At any rate, I could go on here, but I just looked at the clock and it's been a whole 2 hours since I last worried about cancer.

So I should probably get my shit together.
Tomorrow I'm going to discuss vaginal farting. Til then!

Wednesday, February 3, 2010

Got a new mattress this week, big event actually after 22 years on the old one. My brother, who bought a new mattress, passed his newer than mine one on to me. Normally I wouldn't be much of an advocate of used mattresses, you know with imaginations of bed bugs and every manner of bodily leakage but this one came all in the family, so how bad could it be?

My old mattress, my daughter described as a 'brown mattress'. Not as in colour, but as in race - and this isn't a derogatory inflection. Brown people, apparently like me, buy rock hard mattresses. We like them that way. Rock hard mattresses however, have different heat retaining qualities - as I've discovered this week. The loft and foam of the new mattress retains heat - whereas my old one was more like sleeping on the floor.

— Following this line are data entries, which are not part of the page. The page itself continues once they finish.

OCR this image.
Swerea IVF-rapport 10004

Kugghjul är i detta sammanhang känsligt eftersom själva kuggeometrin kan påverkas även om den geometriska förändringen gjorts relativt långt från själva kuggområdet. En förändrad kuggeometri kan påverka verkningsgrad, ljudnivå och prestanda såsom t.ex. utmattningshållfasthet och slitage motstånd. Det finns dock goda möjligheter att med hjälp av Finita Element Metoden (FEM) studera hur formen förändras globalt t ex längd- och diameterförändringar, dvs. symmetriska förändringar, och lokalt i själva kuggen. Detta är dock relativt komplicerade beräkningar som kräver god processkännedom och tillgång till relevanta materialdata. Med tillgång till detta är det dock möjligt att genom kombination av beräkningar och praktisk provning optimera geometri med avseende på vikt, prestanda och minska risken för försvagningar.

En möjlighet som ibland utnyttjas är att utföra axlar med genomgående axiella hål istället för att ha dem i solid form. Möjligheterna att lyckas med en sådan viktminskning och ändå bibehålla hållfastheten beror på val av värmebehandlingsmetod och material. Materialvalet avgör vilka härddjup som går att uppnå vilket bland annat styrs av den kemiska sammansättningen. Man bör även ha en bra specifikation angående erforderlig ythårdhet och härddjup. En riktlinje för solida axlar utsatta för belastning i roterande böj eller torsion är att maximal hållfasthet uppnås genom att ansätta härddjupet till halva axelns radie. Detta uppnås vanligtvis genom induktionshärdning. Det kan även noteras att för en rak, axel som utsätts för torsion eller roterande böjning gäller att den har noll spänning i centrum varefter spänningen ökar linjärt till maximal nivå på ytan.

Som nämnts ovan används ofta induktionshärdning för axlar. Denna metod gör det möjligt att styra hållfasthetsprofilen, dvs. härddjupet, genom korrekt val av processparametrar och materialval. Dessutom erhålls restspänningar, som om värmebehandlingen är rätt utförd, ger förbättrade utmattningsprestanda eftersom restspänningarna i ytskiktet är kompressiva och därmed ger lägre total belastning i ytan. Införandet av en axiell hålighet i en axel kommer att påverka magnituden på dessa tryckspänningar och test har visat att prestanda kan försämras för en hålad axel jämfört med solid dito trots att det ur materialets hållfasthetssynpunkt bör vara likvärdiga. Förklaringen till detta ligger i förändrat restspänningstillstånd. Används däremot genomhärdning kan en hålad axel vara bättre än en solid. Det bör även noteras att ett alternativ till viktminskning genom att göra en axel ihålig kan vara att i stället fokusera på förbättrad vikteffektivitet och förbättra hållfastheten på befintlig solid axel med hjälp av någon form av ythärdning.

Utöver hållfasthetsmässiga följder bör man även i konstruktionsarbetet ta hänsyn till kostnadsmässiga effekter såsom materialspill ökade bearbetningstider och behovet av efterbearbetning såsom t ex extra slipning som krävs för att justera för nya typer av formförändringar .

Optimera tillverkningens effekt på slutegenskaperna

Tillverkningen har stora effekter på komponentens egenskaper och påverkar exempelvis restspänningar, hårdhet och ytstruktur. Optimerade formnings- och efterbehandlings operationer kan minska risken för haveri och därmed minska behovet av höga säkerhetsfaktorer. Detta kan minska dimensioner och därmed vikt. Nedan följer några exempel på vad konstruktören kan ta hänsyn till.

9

Not having much of a life at the moment, this has been a big topic of interest to me and I even emailed my brother with my discoveries - to which he promptly responded:

'The warm bed effect… I totally understand it. As a matter of fact, I am an expert on the subject. The bed is warmer because of stored gas. Let me explain....J was excessively farting all night, every night. Her excessive fart gas was being pushed (under pressure) into the mattress and stored for future use. When you toss and turn during the night, the stored gas is released and heat is created. Too many blankets on the mattress, keep the heat from escaping into the atmosphere. The warm bed/too many blanket effect is very similar to global warming.'

Man it's good to have heat science properly explained. My youngest son, who deeply appreciates all things fart, thanks you also, R.